Unqualified Offerings is pleased to report that Justin Raimondo credits this site by name for coming up with the term “split-screen republicanism,” especially since, ahem, he hasn’t always done so.
Raimondo’s Friday column is a response to Glenn Reynolds’ most recent FoxNews.com column. For my part, I think that Justin both mistakes the intent of Reynolds’ column and finds its central flaw. When Reynolds writes about how “we have to be able to trust the government,” I don’t think he’s urging the people to trust the feds or expressing his own faith in them - he’s calling for the feds to actually act in a trustworthy manner. Where I agree with Justin is that, structurally, we can’t trust them. All the demands that federal law enforcement and intelligence act honorably are wasted. Where there is secrecy and vagueness of mission, there will be chicanery and bureaucratic self-interest.
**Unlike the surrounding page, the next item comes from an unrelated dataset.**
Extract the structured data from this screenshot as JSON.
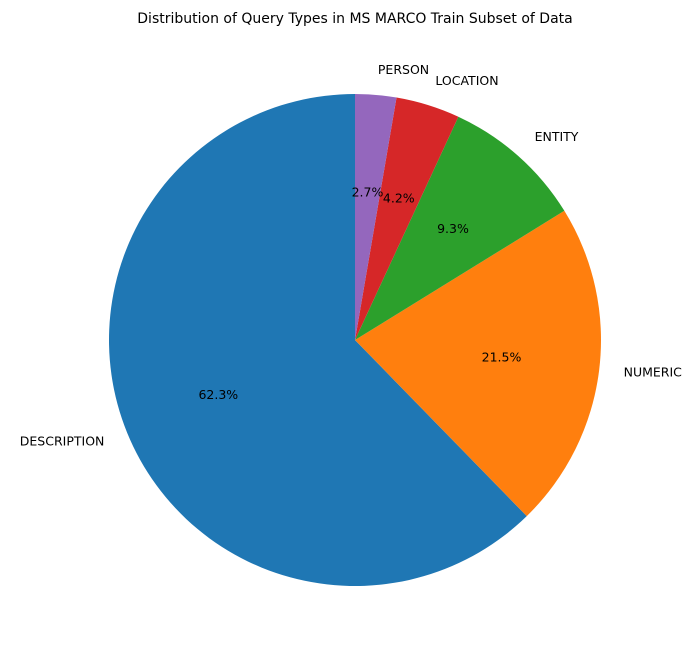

A note on an old, unrelated issue: A few months ago, some bloggers noticed the relatively low number of hits they were getting from attacks on them in Justin’s columns and from there questioned his traffic claims for Antiwar.com. There are two reasons why you’d get low referrals from antiwar.com regardless. For instance, I got no referrals from Friday’s article. Why? Because his link to my site was to a Google cache page. Someone may have clicked through from the Google cache page to the actual Unqualified Offerings site, but they’d show up as referred by Google, not antiwar.com. The other reason is that, assuming I’m a typical antiwar.com reader, I don’t actually click through many links from Justin’s columns. He puts a lot of links in there, and if I followed them all I’d read nothing but antiwar.com stuff all week. (Yeah yeah, I know: you figured that was the case anyway. You’re killin’ me, you know that?) And the prose has a certain…propulsive quality that tends to carry you right past opportunities to click out.